Last week, the American Academy of Pediatrics issued a groundbreaking policy statement highlighting the importance, and irreversibility, of the 1,000-day window.
“Failure to provide key nutrients during this critical period of brain development may result in lifelong deficits in brain function despite subsequent nutrient repletion,” the AAP Committee on Nutrition said.
In other words, no amount of catch-up can completely fix the lost time for brain formation. Malnourishing the brain can produce a lower IQ; lead to a lifetime of chronic medical problems; increase the risk of obesity, hypertension and diabetes; and cost that individual future academic achievement and job success. The impact can even be generational, perpetuating a cycle of poverty for lifetimes to come.
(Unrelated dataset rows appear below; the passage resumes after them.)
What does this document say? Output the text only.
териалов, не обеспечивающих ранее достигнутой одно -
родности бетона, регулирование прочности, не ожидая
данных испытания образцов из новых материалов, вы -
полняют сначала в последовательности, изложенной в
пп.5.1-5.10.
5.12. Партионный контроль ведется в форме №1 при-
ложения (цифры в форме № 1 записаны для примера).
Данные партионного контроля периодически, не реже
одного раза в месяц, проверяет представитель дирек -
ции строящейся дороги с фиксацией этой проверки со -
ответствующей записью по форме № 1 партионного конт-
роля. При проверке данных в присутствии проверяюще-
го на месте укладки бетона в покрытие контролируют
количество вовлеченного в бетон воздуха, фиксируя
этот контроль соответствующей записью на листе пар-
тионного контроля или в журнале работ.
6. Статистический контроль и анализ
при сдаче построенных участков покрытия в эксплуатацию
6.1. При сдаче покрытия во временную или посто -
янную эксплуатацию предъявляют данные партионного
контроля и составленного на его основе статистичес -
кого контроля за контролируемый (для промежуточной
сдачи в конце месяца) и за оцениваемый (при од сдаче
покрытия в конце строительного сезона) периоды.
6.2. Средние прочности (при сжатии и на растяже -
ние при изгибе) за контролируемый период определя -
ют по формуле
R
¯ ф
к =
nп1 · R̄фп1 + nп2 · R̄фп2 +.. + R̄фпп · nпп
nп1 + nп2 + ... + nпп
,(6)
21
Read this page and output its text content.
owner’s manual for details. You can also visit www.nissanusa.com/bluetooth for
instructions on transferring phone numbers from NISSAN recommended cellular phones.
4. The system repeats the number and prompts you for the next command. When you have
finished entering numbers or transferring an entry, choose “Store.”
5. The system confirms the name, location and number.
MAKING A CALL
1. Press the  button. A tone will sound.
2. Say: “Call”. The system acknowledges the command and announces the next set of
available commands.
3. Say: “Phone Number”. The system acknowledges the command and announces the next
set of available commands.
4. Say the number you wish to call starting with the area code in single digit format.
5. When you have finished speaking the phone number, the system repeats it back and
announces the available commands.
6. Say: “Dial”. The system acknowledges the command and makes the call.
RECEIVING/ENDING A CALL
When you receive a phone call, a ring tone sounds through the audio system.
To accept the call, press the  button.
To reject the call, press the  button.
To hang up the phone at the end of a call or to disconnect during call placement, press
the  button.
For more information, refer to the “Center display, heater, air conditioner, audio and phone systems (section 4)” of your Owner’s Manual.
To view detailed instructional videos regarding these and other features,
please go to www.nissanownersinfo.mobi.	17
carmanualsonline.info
It’s unclear exactly how many kids in the U.S. are malnourished, but there’s some disturbing evidence: A quarter of toddlers don’t receive enough iron, 1 in 5 children are obese, 1 in 6 households with children are food-insecure, and over half of infants participate in the federal Women, Infants, and Children program for supplemental nutrition.
These children’s futures are at stake, said Lucy Sullivan, executive director for the nonprofit 1,000 Days, which advocates here and abroad for better early nutrition.
“The first 1,000 days matter for all the days that follow.”